Regno Unito: gli afgani coinvolti nella fuga di dati fanno causa al ministero della Difesa
Circa mille cittadini afgani coinvolti nella grave fuga di dati dal ministero della Difesa britannico hanno avviato le prime azioni legali contro il governo di Londra, temendo ritorsioni da parte dei talebani dopo la diffusione dei loro nomi. Lo ha riferito il quotidiano “Financial Times”. Lo studio legale Barings ha inviato al ministero della Difesa una “lettera prima dell’azione legale”, chiedendo un risarcimento di almeno 50 mila sterline (56,9 mila euro) a persona, per un totale di circa 50 milioni di sterline (circa 60 milioni di euro). Secondo l’avvocato Robert Whitehead, “era responsabilità del ministero proteggere quei dati”, ed esistono prove di uccisioni ed estorsioni ai danni di persone presenti nel database o dei loro familiari.

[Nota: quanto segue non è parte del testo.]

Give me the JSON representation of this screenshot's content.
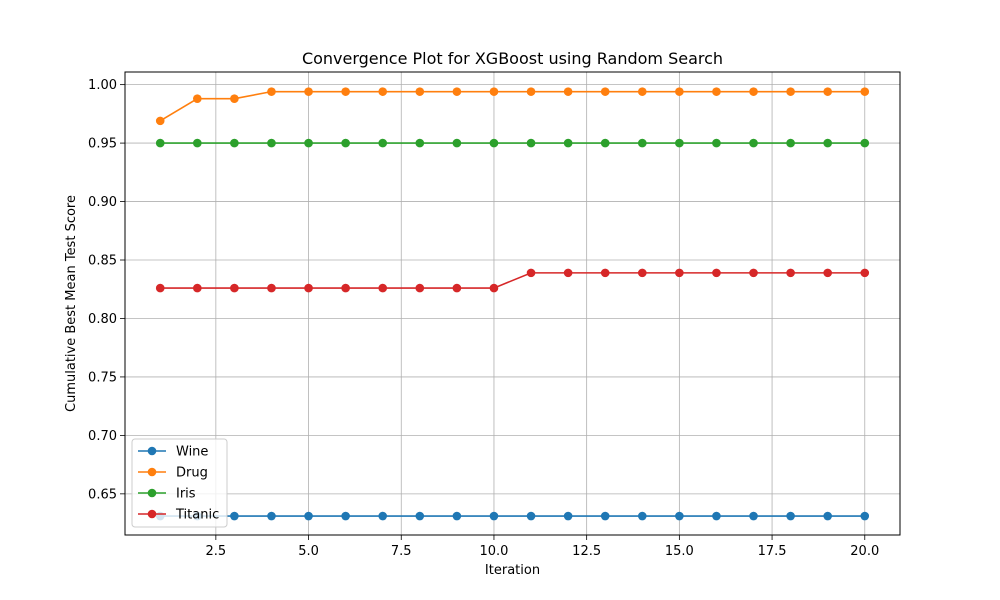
{
  "chart_data": {
    "type": "line",
    "title": "Convergence Plot for XGBoost using Random Search",
    "xlabel": "Iteration",
    "ylabel": "Cumulative Best Mean Test Score",
    "xlim": [
      0.05,
      20.95
    ],
    "ylim": [
      0.6148,
      1.0108
    ],
    "xticks": [
      2.5,
      5.0,
      7.5,
      10.0,
      12.5,
      15.0,
      17.5,
      20.0
    ],
    "xtick_labels": [
      "2.5",
      "5.0",
      "7.5",
      "10.0",
      "12.5",
      "15.0",
      "17.5",
      "20.0"
    ],
    "yticks": [
      0.65,
      0.7,
      0.75,
      0.8,
      0.85,
      0.9,
      0.95,
      1.0
    ],
    "ytick_labels": [
      "0.65",
      "0.70",
      "0.75",
      "0.80",
      "0.85",
      "0.90",
      "0.95",
      "1.00"
    ],
    "grid": true,
    "legend_position": "lower-left",
    "x": [
      1,
      2,
      3,
      4,
      5,
      6,
      7,
      8,
      9,
      10,
      11,
      12,
      13,
      14,
      15,
      16,
      17,
      18,
      19,
      20
    ],
    "series": [
      {
        "name": "Wine",
        "color": "#1f77b4",
        "values": [
          0.631,
          0.631,
          0.631,
          0.631,
          0.631,
          0.631,
          0.631,
          0.631,
          0.631,
          0.631,
          0.631,
          0.631,
          0.631,
          0.631,
          0.631,
          0.631,
          0.631,
          0.631,
          0.631,
          0.631
        ]
      },
      {
        "name": "Drug",
        "color": "#ff7f0e",
        "values": [
          0.969,
          0.988,
          0.988,
          0.994,
          0.994,
          0.994,
          0.994,
          0.994,
          0.994,
          0.994,
          0.994,
          0.994,
          0.994,
          0.994,
          0.994,
          0.994,
          0.994,
          0.994,
          0.994,
          0.994
        ]
      },
      {
        "name": "Iris",
        "color": "#2ca02c",
        "values": [
          0.95,
          0.95,
          0.95,
          0.95,
          0.95,
          0.95,
          0.95,
          0.95,
          0.95,
          0.95,
          0.95,
          0.95,
          0.95,
          0.95,
          0.95,
          0.95,
          0.95,
          0.95,
          0.95,
          0.95
        ]
      },
      {
        "name": "Titanic",
        "color": "#d62728",
        "values": [
          0.826,
          0.826,
          0.826,
          0.826,
          0.826,
          0.826,
          0.826,
          0.826,
          0.826,
          0.826,
          0.839,
          0.839,
          0.839,
          0.839,
          0.839,
          0.839,
          0.839,
          0.839,
          0.839,
          0.839
        ]
      }
    ]
  }
}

La violazione riguarda i dati personali di circa 25 mila afgani che avevano chiesto il trasferimento nel Regno Unito, oltre a informazioni su agenti dell’Mi6 – l’agenzia di intelligence estera del Regno Unito – e forze speciali, trapelati per errore nel 2022 e scoperti solo nel 2023. Il caso è stato coperto per quasi due anni da una super-ingiunzione che ha imposto il silenzio ai media. Il governo ha creato un programma segreto di ricollocamento, grazie al quale oltre 7.300 persone sono arrivate o arriveranno nel Regno Unito, ma il programma è stato chiuso a luglio. Una successiva revisione governativa ha ridimensionato il rischio, sostenendo che la minaccia talebana fosse “molto meno acuta” di quanto inizialmente valutato.